La vita di Whitney Houston è stata spesso questo, indossare un abito che non era il suo. Non solo in senso stretto. Ma anche nel senso più ampio, che vuol dire non poter essere sempre se stessa, ma chi qualcun altro ha pensato che dovresti essere. Questo vuol dire non poter stare insieme, alla luce del sole, con Robin, la donna che ha amato, e che per lei è stata amica, compagna, confidente, assistente. E dover invece frequentare dei ragazzi, come Jermaine Jackson, per non rovinare “il brand” che era diventata. Parlando con Robin, sul set del video How Will I Know (ricostruito alla perfezione), dove è vestita con un tubino color grigio argento e un grosso fiocco sui capelli, le due convengono che quella non è lei. Non è la vera Whitney. “Sono la fidanzatina d’America”, esclama Whitney. È quello che vogliono da lei. E lei lo darà loro. Ma tutto questo ha a che fare anche con la musica.

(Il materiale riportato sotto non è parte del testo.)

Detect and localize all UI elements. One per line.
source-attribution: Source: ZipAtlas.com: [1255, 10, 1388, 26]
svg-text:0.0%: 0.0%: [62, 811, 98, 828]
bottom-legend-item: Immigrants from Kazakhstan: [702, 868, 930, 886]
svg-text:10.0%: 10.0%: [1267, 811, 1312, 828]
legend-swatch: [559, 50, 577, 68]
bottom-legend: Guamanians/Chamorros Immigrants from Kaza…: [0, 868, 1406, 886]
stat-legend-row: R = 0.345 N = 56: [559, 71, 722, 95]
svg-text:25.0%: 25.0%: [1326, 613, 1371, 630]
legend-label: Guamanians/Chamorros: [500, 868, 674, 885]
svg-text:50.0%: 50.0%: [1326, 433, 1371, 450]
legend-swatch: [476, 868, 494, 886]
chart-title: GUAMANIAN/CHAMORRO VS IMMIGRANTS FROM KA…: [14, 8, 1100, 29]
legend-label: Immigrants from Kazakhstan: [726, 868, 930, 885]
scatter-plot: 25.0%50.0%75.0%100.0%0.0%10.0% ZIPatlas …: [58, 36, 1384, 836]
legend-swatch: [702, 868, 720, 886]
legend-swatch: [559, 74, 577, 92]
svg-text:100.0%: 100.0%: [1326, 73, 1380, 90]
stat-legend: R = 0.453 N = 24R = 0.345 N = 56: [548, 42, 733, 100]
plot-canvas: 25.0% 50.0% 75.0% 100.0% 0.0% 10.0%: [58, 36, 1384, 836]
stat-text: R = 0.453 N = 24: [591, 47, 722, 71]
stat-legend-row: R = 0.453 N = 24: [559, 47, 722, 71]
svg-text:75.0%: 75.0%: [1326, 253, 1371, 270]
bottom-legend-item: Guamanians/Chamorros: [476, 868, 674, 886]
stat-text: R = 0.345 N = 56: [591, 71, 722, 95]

La carriera di Whitney Houston è stata spesso – è così quando si deve ascoltare il discografico, il padre, la madre – accontentare più persone possibile, arrivare al pubblico più ampio. Che, in teoria, è l’obiettivo di qualunque artista. Ma in questo modo si finisce per “essere tutto per tutti”. È quello che dice Whitney Houston a un certo punto del film. Dice di essersi stancata di essere questo.

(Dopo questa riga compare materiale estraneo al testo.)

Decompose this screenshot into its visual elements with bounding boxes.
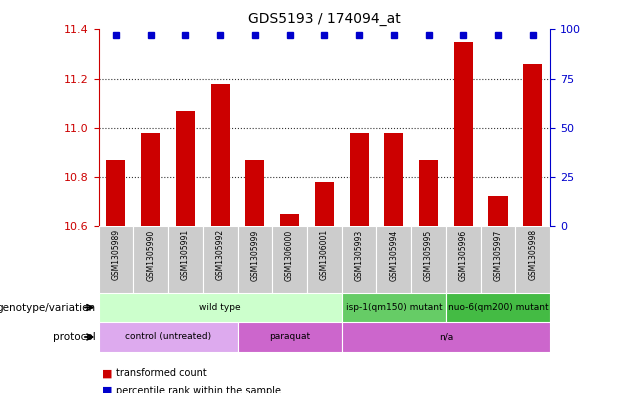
Bar <box>106 160 125 226</box>
Text: GSM1305996: GSM1305996 <box>459 229 468 281</box>
Bar <box>134 226 168 293</box>
Bar <box>377 226 411 293</box>
Bar <box>488 196 508 226</box>
Text: isp-1(qm150) mutant: isp-1(qm150) mutant <box>345 303 442 312</box>
Text: GSM1305995: GSM1305995 <box>424 229 433 281</box>
Text: GSM1305997: GSM1305997 <box>494 229 502 281</box>
Text: ■: ■ <box>102 368 116 378</box>
Text: percentile rank within the sample: percentile rank within the sample <box>116 386 281 393</box>
Text: GSM1306001: GSM1306001 <box>320 229 329 281</box>
Text: GSM1305991: GSM1305991 <box>181 229 190 281</box>
Bar <box>280 214 299 226</box>
Bar <box>176 110 195 226</box>
Bar <box>446 226 481 293</box>
Text: GSM1305990: GSM1305990 <box>146 229 155 281</box>
Bar <box>211 83 230 226</box>
Bar <box>99 322 237 352</box>
Bar <box>446 293 550 322</box>
Bar <box>203 226 237 293</box>
Bar <box>515 226 550 293</box>
Text: genotype/variation: genotype/variation <box>0 303 95 312</box>
Bar <box>315 182 334 226</box>
Bar <box>237 226 272 293</box>
Bar <box>342 226 377 293</box>
Text: paraquat: paraquat <box>269 332 310 342</box>
Text: GSM1305999: GSM1305999 <box>251 229 259 281</box>
Bar <box>350 132 369 226</box>
Bar <box>237 322 342 352</box>
Text: GSM1305993: GSM1305993 <box>355 229 364 281</box>
Text: wild type: wild type <box>199 303 241 312</box>
Bar <box>141 132 160 226</box>
Text: transformed count: transformed count <box>116 368 207 378</box>
Text: GSM1305992: GSM1305992 <box>216 229 225 281</box>
Bar <box>419 160 438 226</box>
Text: GSM1306000: GSM1306000 <box>285 229 294 281</box>
Text: control (untreated): control (untreated) <box>125 332 211 342</box>
Bar <box>99 226 134 293</box>
Text: ■: ■ <box>102 386 116 393</box>
Text: n/a: n/a <box>439 332 453 342</box>
Bar <box>523 64 543 226</box>
Bar <box>342 293 446 322</box>
Bar <box>384 132 403 226</box>
Text: protocol: protocol <box>53 332 95 342</box>
Bar <box>307 226 342 293</box>
Bar <box>342 322 550 352</box>
Text: GSM1305994: GSM1305994 <box>389 229 398 281</box>
Text: GSM1305989: GSM1305989 <box>111 229 120 281</box>
Bar <box>99 293 342 322</box>
Bar <box>411 226 446 293</box>
Bar <box>168 226 203 293</box>
Title: GDS5193 / 174094_at: GDS5193 / 174094_at <box>248 12 401 26</box>
Bar <box>481 226 515 293</box>
Text: nuo-6(qm200) mutant: nuo-6(qm200) mutant <box>448 303 548 312</box>
Bar <box>272 226 307 293</box>
Bar <box>245 160 265 226</box>
Text: GSM1305998: GSM1305998 <box>529 229 537 281</box>
Bar <box>453 42 473 226</box>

E quando si cerca di “essere tutto per tutti”, si fa una musica che provi ad arrivare a tutti. E così, a un certo punto della carriera di Whitney Houston, sono cominciate ad arrivare delle critiche. La Houston era troppo poco “nera”, a livello musicale, per essere una cantante di colore. Secondo alcuni si era “venduta”. La chiamavano “Oreo” dal nome dei biscotti neri fuori e bianchi dentro. Certo, il film lo spiega bene, Whitney Houston non scriveva le sue canzoni, le cercava tra quelle che le mandavano i tanti autori, che le suggerivano i discografici. I generi le piacevano tutti. Cercava solo delle grandi canzoni, delle “montagne alte da scalare”, in modo da far risaltare la sua voce. La sua vita, con un successo clamoroso arrivato subito, sarebbe stata una montagna da scalare in un altro senso. Ci sarebbero stati la droga, il matrimonio con Bobby Brown e le tante violenze subite, i dissidi economici con il marito e con il padre, che amministrava il suo patrimonio. Momenti dolorosi che il film tende un po’ a rimuovere, perdendo l’occasione di essere un ritratto intenso. Così restano le canzoni, e la musica. E quelle sono grandi.